Música para gatos

Música para gatos
Componen música para gatos.

“La música amansa a las fieras”, dice un viejo aforismo.

Y todos sabemos que los gatos son las últimas fieras domésticas pues, como dice otro refrán, en este caso de origen indio, “los dioses crearon al gato para que el hombre pueda acariciar a un tigre”.

Por tanto ¿puede la música amansar a un felino?

La respuesta es que depende. Los gatos son tan suyos, tan exquisitos, que no les vale cualquier música.

Así lo acaba de determinar un equipo científico de las universidades de Wisconsin y Maryland compuesto por el psicólogo Charles Snowdon y la estudiante de posgrado Megan Savage, que crearon para ello una composición musical ad hoc siguiendo un concepto tan original como sorprendente: basarse en el sistema sensorial de estos animales y con un tono y un tempo que les resultase atractivo.

Snowdon explicó que en la música normal la percusión viene a equivaler al sonido de los latidos del corazón, lo que le dio la idea de hacer una melodía a partir de los ronroneos felinos: 

“Nos fijamos en las vocalizaciones naturales de gatos y vimos que se corresponden con nuestra música en la misma gama de frecuencias, que es alrededor de una octava más alta que las voces humanas”. Así se obtuvieron dos piezas compuestas por el músico David Teie, una basada en el citado ronroneo y otra en el ritmo de succión durante el período de lactancia.

Faltaban los sujetos que iban a protagonizar el experimento, que fueron cuarenta y siete gatos domésticos en sus propios hogares. Un ordenador con un par de altavoces bastaron para desarrollarlo, poniéndoles todo un recital y apuntando sus diversas reacciones, tanto las negativas (pelo erizado, lomo arqueado) como las positivas (interés, aproximación, ronroneo).

Entre las obras que los mininos escucharon figuraban una de Bach (Aire) y otra de Fauré (Elegía G), que no parecieron interesarles demasiado. La cosa cambió cuando pusieron la música compuesta específicamente: se acercaban a los altavoces y se frotaban contra ellos en un signo inequívoco de aceptación. 

Si con nuestros clásicos tardaron una media de casi tres minutos en reaccionar, con las melodías felinas lo hicieron en uno y medio, aunque hay que tener en cuenta que a veces los gatos dormían o no estaban presentes al principio y acudían desde otra habitación.

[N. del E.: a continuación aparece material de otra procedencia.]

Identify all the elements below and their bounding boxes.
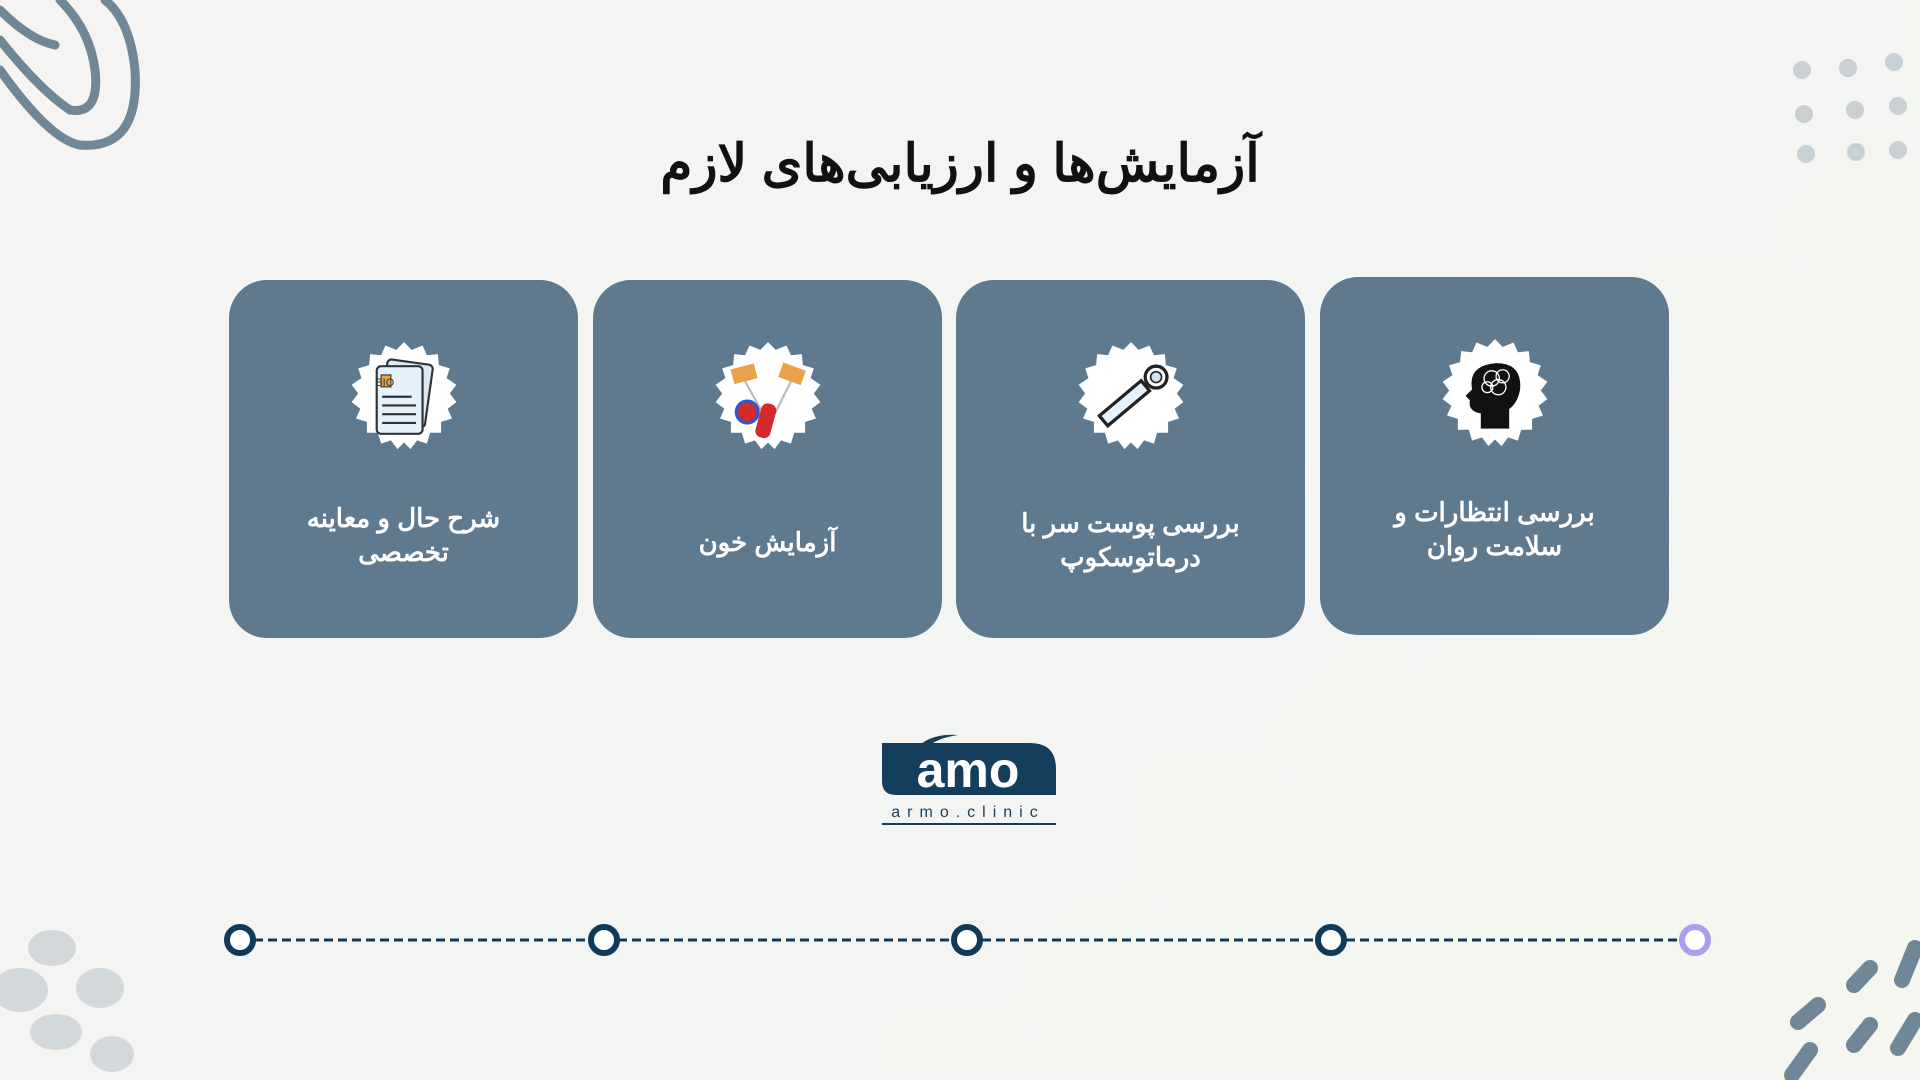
panel: blood test [593, 280, 942, 638]
icon: head with brain [1442, 339, 1548, 446]
decoration: bottom-left blobs [0, 930, 134, 1072]
text [1392, 497, 1595, 562]
icon: bio document: BIO [375, 377, 394, 389]
panel: expectations and mental health [1320, 277, 1669, 635]
decoration: top-left swirl [0, 0, 140, 150]
logo: armo clinic: amo [917, 742, 1019, 798]
text [1021, 508, 1240, 573]
text: بررسی پوست سر با [1021, 508, 1240, 538]
timeline [224, 924, 1711, 956]
icon: blood tubes [716, 342, 820, 449]
decoration: bottom-right dashes [1784, 940, 1920, 1080]
title: آزمایش‌ها و ارزیابی‌های لازم [660, 135, 1260, 193]
icon: dermatoscope [1078, 342, 1184, 449]
text: آزمایش خون [699, 527, 836, 557]
logo: armo clinic [882, 734, 1056, 825]
text [307, 503, 500, 567]
logo: armo clinic: armo.clinic [891, 804, 1045, 821]
text: شرح حال و معاینه [307, 503, 500, 533]
text: بررسی انتظارات و [1394, 497, 1595, 527]
panel: history and exam [229, 280, 578, 638]
icon: bio document [352, 342, 456, 449]
text: سلامت روان [1427, 531, 1562, 561]
panel: dermatoscope [956, 280, 1305, 638]
text: درماتوسکوپ [1060, 542, 1201, 572]
text: تخصصی [358, 537, 449, 567]
decoration: top-right dots [1793, 53, 1907, 163]
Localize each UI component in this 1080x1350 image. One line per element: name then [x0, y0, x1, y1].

La pregunta ahora es ¿para que podría servir esto? Primero, para desmontar el mito de que la música no interesa a los animales; simplemente, tienen sus gustos, igual que nosotros. 

Y segundo, para saber cómo mantener tranquilos a los gatos en refugios, clínicas veterinarias y en casa misma, por ejemplo. 

Por no hablar de la posible extrapolación a otras especies, pues el mencionados autor de las canciones felinas, David Teie, ha comprobado que los monos titíes también reaccionan de forma especial a la música compuesta específicamente para ellos.

Se abre todo un amplio campo de estudio. Científico y musical.